We mark World Tuberculosis Day each year to raise public awareness about the devastating health, social and economic consequences of TB and to step up efforts to end the global TB epidemic.
Progress towards ending TB has been promising across the WHO Eastern Mediterranean Region in recent years.
From 2020 to 2022, across the Region as a whole:
- treatment coverage increased by over 30%
- diagnosis with WHO-recommended diagnostics grew by 21%
- the number of rifampicin/multidrug-resistant TB cases diagnosed and treated rose by 39%.
Moreover, treatment success rates are higher in the Eastern Mediterranean Region than in any other WHO region: 92% for drug-susceptible TB (2021 cohort) and 73% for drug-resistant TB (2020 cohort).
But there are still challenges too, not least the limited provision of TB preventive treatment (TPT). In 2022, across the Region, only 5.3% of eligible contacts of TB patients and 8.1% of people living with HIV received TPT. While TPT is an integral part of national TB policies, only 8 countries of the Region provide TPT to children aged under 5 years, and just 3 countries give TPT to people living with HIV.
For World TB Day 2024, our focus is on improving TB prevention. We need to promote the scale-up of TPT provision across the Region. This is also part of following up on the political declaration of the United Nations General Assembly’s second high-level meeting on the fight against tuberculosis (September 2023).
Key messages
Consider prevention if exposed to a TB patient or living with HIV
- TB preventive treatment is effective if you have been exposed to TB.
- TB services are free.
- TB preventive treatment can protect people living with HIV, and children and other family members of TB patients.
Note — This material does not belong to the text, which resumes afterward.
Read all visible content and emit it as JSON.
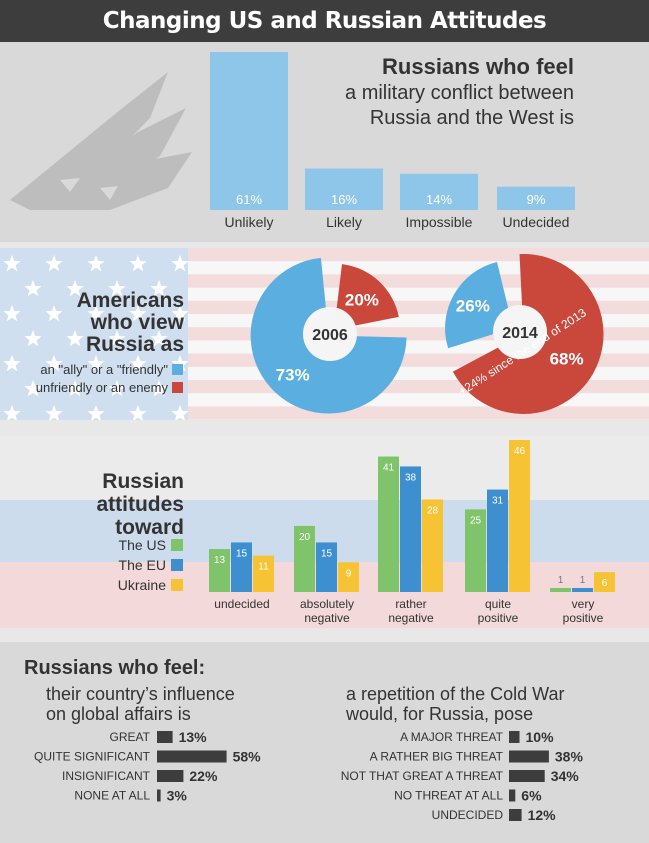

- WHO-recommended shorter preventive treatments are now available.
- TB preventive treatment should be taken by people at risk of TB, even if they have no symptoms of TB.
- Anyone can contract and develop TB.
Increase the number of eligible people receiving preventive TB treatment across the Eastern Mediterranean Region to at least 2 million per year by 2030
- It’s time to translate political commitment to end TB into investment in more resources to improve access to new TB preventive treatment regimens.
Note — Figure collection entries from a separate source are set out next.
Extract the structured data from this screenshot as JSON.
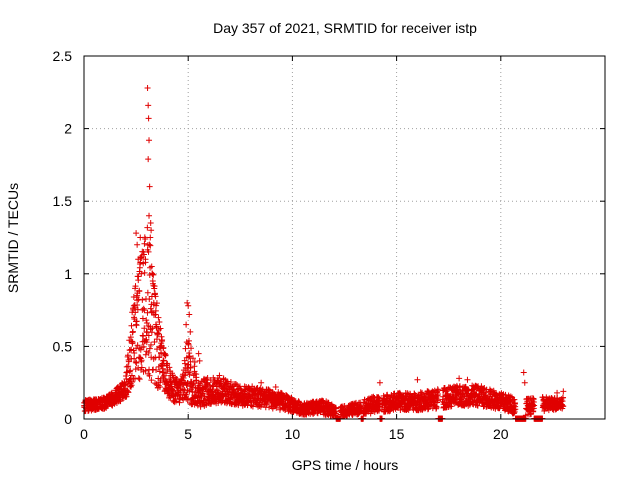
{
  "chart_data": {
    "type": "scatter",
    "title": "Day 357 of 2021, SRMTID for receiver istp",
    "xlabel": "GPS time / hours",
    "ylabel": "SRMTID / TECUs",
    "xlim": [
      0,
      25
    ],
    "ylim": [
      0,
      2.5
    ],
    "x_ticks": [
      0,
      5,
      10,
      15,
      20
    ],
    "x_tick_labels": [
      "0",
      "5",
      "10",
      "15",
      "20"
    ],
    "y_ticks": [
      0,
      0.5,
      1,
      1.5,
      2,
      2.5
    ],
    "y_tick_labels": [
      "0",
      "0.5",
      "1",
      "1.5",
      "2",
      "2.5"
    ],
    "grid": true,
    "marker": "+",
    "series_color": "#e00000",
    "series": [
      {
        "name": "SRMTID",
        "profile": [
          [
            0.0,
            0.09,
            0.04
          ],
          [
            0.5,
            0.1,
            0.04
          ],
          [
            1.0,
            0.11,
            0.04
          ],
          [
            1.5,
            0.15,
            0.05
          ],
          [
            2.0,
            0.22,
            0.08
          ],
          [
            2.4,
            0.55,
            0.35
          ],
          [
            2.8,
            0.75,
            0.45
          ],
          [
            3.1,
            0.85,
            0.55
          ],
          [
            3.4,
            0.55,
            0.35
          ],
          [
            3.8,
            0.35,
            0.15
          ],
          [
            4.2,
            0.22,
            0.1
          ],
          [
            4.6,
            0.18,
            0.08
          ],
          [
            5.0,
            0.35,
            0.25
          ],
          [
            5.5,
            0.18,
            0.1
          ],
          [
            6.5,
            0.2,
            0.09
          ],
          [
            7.5,
            0.16,
            0.07
          ],
          [
            8.5,
            0.15,
            0.07
          ],
          [
            9.5,
            0.12,
            0.06
          ],
          [
            10.5,
            0.07,
            0.04
          ],
          [
            11.5,
            0.08,
            0.05
          ],
          [
            12.2,
            0.04,
            0.04
          ],
          [
            13.0,
            0.07,
            0.04
          ],
          [
            14.0,
            0.1,
            0.06
          ],
          [
            15.0,
            0.12,
            0.06
          ],
          [
            16.0,
            0.12,
            0.06
          ],
          [
            17.0,
            0.14,
            0.07
          ],
          [
            18.0,
            0.16,
            0.07
          ],
          [
            19.0,
            0.16,
            0.07
          ],
          [
            20.0,
            0.12,
            0.06
          ],
          [
            21.0,
            0.08,
            0.06
          ],
          [
            22.0,
            0.1,
            0.05
          ],
          [
            23.0,
            0.11,
            0.04
          ]
        ],
        "gaps": [
          [
            12.1,
            12.3
          ],
          [
            13.3,
            13.4
          ],
          [
            14.2,
            14.3
          ],
          [
            17.0,
            17.2
          ],
          [
            20.7,
            21.2
          ],
          [
            21.6,
            22.0
          ]
        ],
        "x_range": [
          0.0,
          23.0
        ],
        "points_per_hour": 120,
        "highlights": [
          [
            3.05,
            2.28
          ],
          [
            3.08,
            2.16
          ],
          [
            3.1,
            2.07
          ],
          [
            3.12,
            1.92
          ],
          [
            3.08,
            1.79
          ],
          [
            3.15,
            1.6
          ],
          [
            3.12,
            1.4
          ],
          [
            3.2,
            1.35
          ],
          [
            3.22,
            1.3
          ],
          [
            3.18,
            1.25
          ],
          [
            2.5,
            1.28
          ],
          [
            2.55,
            1.2
          ],
          [
            2.7,
            1.25
          ],
          [
            2.85,
            1.15
          ],
          [
            2.95,
            1.1
          ],
          [
            2.6,
            1.1
          ],
          [
            3.25,
            1.05
          ],
          [
            3.3,
            0.95
          ],
          [
            2.75,
            1.0
          ],
          [
            2.45,
            0.9
          ],
          [
            2.55,
            0.85
          ],
          [
            2.65,
            0.88
          ],
          [
            2.8,
            0.82
          ],
          [
            3.35,
            0.8
          ],
          [
            2.4,
            0.7
          ],
          [
            2.9,
            0.75
          ],
          [
            3.45,
            0.65
          ],
          [
            3.0,
            0.6
          ],
          [
            2.5,
            0.65
          ],
          [
            3.5,
            0.55
          ],
          [
            4.95,
            0.8
          ],
          [
            5.0,
            0.78
          ],
          [
            5.05,
            0.72
          ],
          [
            4.9,
            0.65
          ],
          [
            5.1,
            0.6
          ],
          [
            5.0,
            0.52
          ],
          [
            5.5,
            0.45
          ],
          [
            5.55,
            0.4
          ],
          [
            3.7,
            0.45
          ],
          [
            3.8,
            0.4
          ],
          [
            6.5,
            0.3
          ],
          [
            6.7,
            0.28
          ],
          [
            8.5,
            0.25
          ],
          [
            9.2,
            0.22
          ],
          [
            14.2,
            0.25
          ],
          [
            16.0,
            0.27
          ],
          [
            18.0,
            0.28
          ],
          [
            18.4,
            0.27
          ],
          [
            21.1,
            0.32
          ],
          [
            21.15,
            0.25
          ],
          [
            22.7,
            0.18
          ],
          [
            23.0,
            0.19
          ],
          [
            0.02,
            0.08
          ],
          [
            2.3,
            0.3
          ],
          [
            4.0,
            0.38
          ]
        ]
      }
    ]
  }
}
- Let’s work to increase high-level commitment to invest in TB research to achieve the End TB Strategy targets.
- TB preventive treatment can reduce rates of progression from infection to active TB disease.
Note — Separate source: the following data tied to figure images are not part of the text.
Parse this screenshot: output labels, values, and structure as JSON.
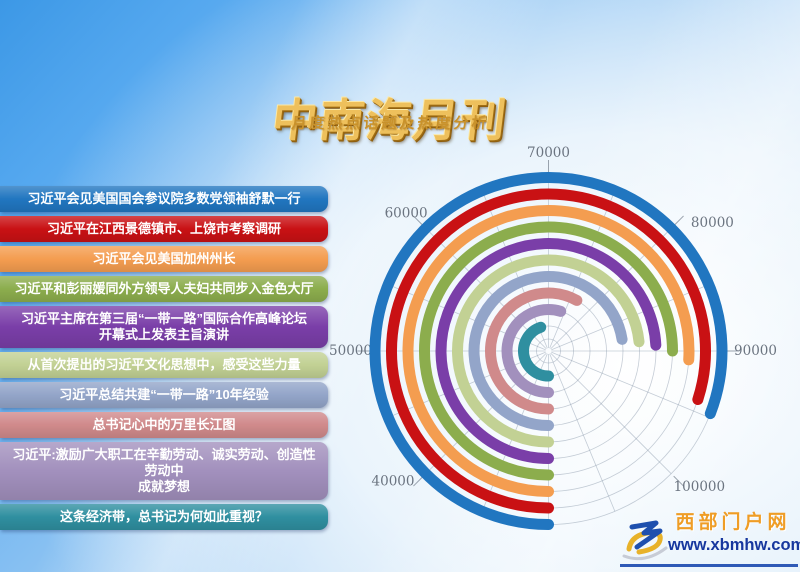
{
  "header": {
    "title": "中南海月刊",
    "subtitle": "月度热点话题及热度分析"
  },
  "topics": {
    "items": [
      {
        "label": "习近平会见美国国会参议院多数党领袖舒默一行",
        "color": "#2176c0",
        "value": 94700
      },
      {
        "label": "习近平在江西景德镇市、上饶市考察调研",
        "color": "#c91114",
        "value": 94000
      },
      {
        "label": "习近平会见美国加州州长",
        "color": "#f49d50",
        "value": 90800
      },
      {
        "label": "习近平和彭丽媛同外方领导人夫妇共同步入金色大厅",
        "color": "#8cad4d",
        "value": 90000
      },
      {
        "label": "习近平主席在第三届“一带一路”国际合作高峰论坛\n开幕式上发表主旨演讲",
        "color": "#7a3ea8",
        "value": 89300
      },
      {
        "label": "从首次提出的习近平文化思想中，感受这些力量",
        "color": "#c2d194",
        "value": 88700
      },
      {
        "label": "习近平总结共建“一带一路”10年经验",
        "color": "#93a5c9",
        "value": 88000
      },
      {
        "label": "总书记心中的万里长江图",
        "color": "#d08a8b",
        "value": 76500
      },
      {
        "label": "习近平:激励广大职工在辛勤劳动、诚实劳动、创造性劳动中\n成就梦想",
        "color": "#a290bd",
        "value": 73800
      },
      {
        "label": "这条经济带，总书记为何如此重视？",
        "color": "#2f8fa0",
        "value": 66000
      }
    ]
  },
  "chart_data": {
    "type": "bar",
    "polar": true,
    "title": "月度热点话题及热度分析",
    "categories": [
      "习近平会见美国国会参议院多数党领袖舒默一行",
      "习近平在江西景德镇市、上饶市考察调研",
      "习近平会见美国加州州长",
      "习近平和彭丽媛同外方领导人夫妇共同步入金色大厅",
      "习近平主席在第三届“一带一路”国际合作高峰论坛开幕式上发表主旨演讲",
      "从首次提出的习近平文化思想中，感受这些力量",
      "习近平总结共建“一带一路”10年经验",
      "总书记心中的万里长江图",
      "习近平:激励广大职工在辛勤劳动、诚实劳动、创造性劳动中成就梦想",
      "这条经济带，总书记为何如此重视？"
    ],
    "values": [
      94700,
      94000,
      90800,
      90000,
      89300,
      88700,
      88000,
      76500,
      73800,
      66000
    ],
    "colors": [
      "#2176c0",
      "#c91114",
      "#f49d50",
      "#8cad4d",
      "#7a3ea8",
      "#c2d194",
      "#93a5c9",
      "#d08a8b",
      "#a290bd",
      "#2f8fa0"
    ],
    "angle_axis": {
      "min": 30000,
      "max": 110000,
      "interval": 10000,
      "tick_labels": [
        "40000",
        "50000",
        "60000",
        "70000",
        "80000",
        "90000",
        "100000"
      ],
      "start": "bottom",
      "direction": "clockwise"
    },
    "radius_axis": {
      "type": "category",
      "order": "rank 1 outermost, rank 10 innermost"
    },
    "legend_position": "left list of colored chips",
    "grid": true
  },
  "logo": {
    "site_name": "西部门户网",
    "url": "www.xbmhw.com"
  }
}
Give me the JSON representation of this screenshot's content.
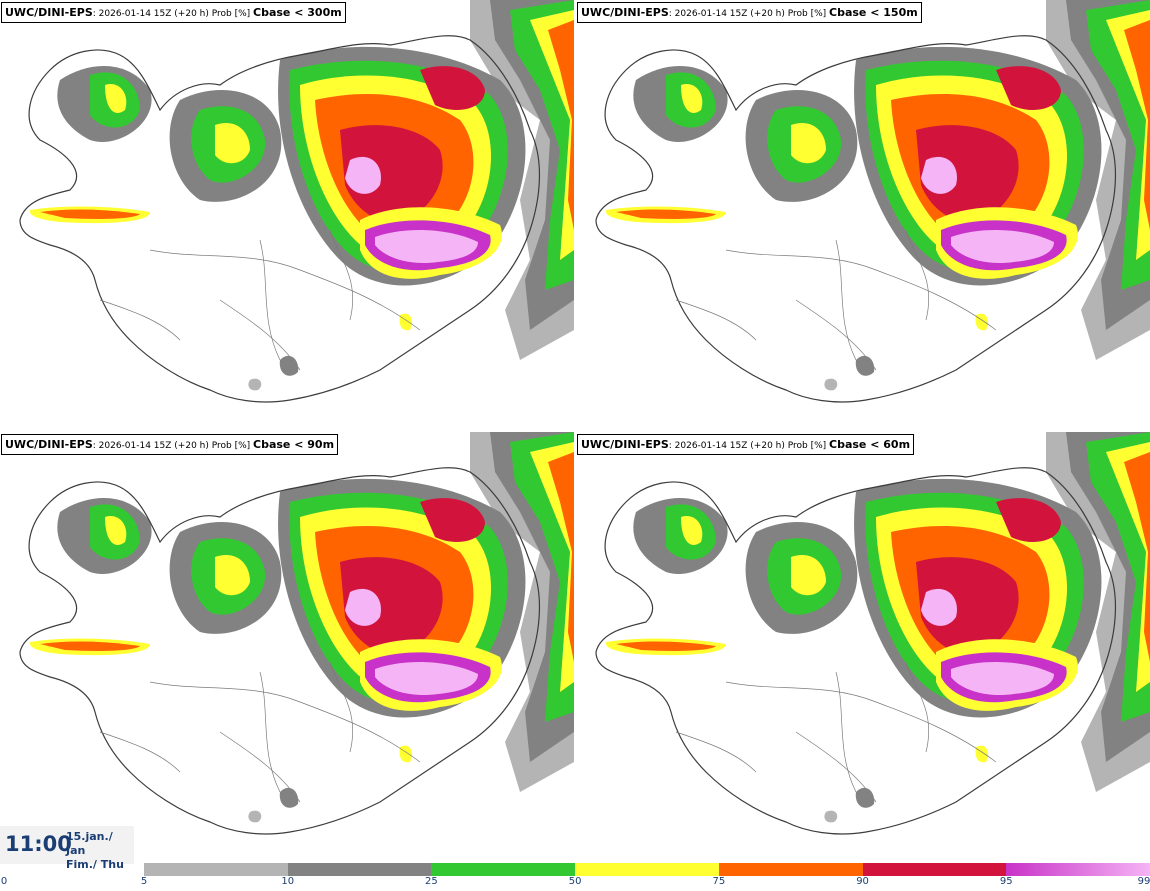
{
  "panels": [
    {
      "model": "UWC/DINI-EPS",
      "info": ": 2026-01-14 15Z (+20 h) Prob [%] ",
      "variable": "Cbase < 300m",
      "coverage": 1.0
    },
    {
      "model": "UWC/DINI-EPS",
      "info": ": 2026-01-14 15Z (+20 h) Prob [%] ",
      "variable": "Cbase < 150m",
      "coverage": 0.8
    },
    {
      "model": "UWC/DINI-EPS",
      "info": ": 2026-01-14 15Z (+20 h) Prob [%] ",
      "variable": "Cbase < 90m",
      "coverage": 0.55
    },
    {
      "model": "UWC/DINI-EPS",
      "info": ": 2026-01-14 15Z (+20 h) Prob [%] ",
      "variable": "Cbase < 60m",
      "coverage": 0.5
    }
  ],
  "time": {
    "hour": "11:00",
    "date_line1": "15.jan./ Jan",
    "date_line2": "Fim./ Thu"
  },
  "legend": {
    "labels": [
      "0",
      "5",
      "10",
      "25",
      "50",
      "75",
      "90",
      "95",
      "99"
    ],
    "segments": [
      {
        "from": 5,
        "to": 10,
        "color": "#b4b4b4"
      },
      {
        "from": 10,
        "to": 25,
        "color": "#828282"
      },
      {
        "from": 25,
        "to": 50,
        "color": "#32c832"
      },
      {
        "from": 50,
        "to": 75,
        "color": "#ffff32"
      },
      {
        "from": 75,
        "to": 90,
        "color": "#ff6400"
      },
      {
        "from": 90,
        "to": 95,
        "color": "#d2143c"
      },
      {
        "from": 95,
        "to": 99,
        "color": "#c832c8",
        "gradient_to": "#f5b4f5"
      }
    ]
  }
}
- Together we must intensify efforts to scale up provision of TB preventive treatment for eligible populations.
Campaign materials
Regional Director's message
Today, on World Tuberculosis Day, we commemorate the ongoing efforts to combat this infectious disease, which tragically claims over 1 million lives annually – 7% of which occur in the WHO Eastern Mediterranean Region. Each year, this day serves as a reminder that ending TB is within our reach.
Prevention is indeed better than cure; therefore, preventive treatment is one of the crucial interventions against TB. This intervention, part of primary health care, aims to halt the progression from latent TB infection to active TB disease.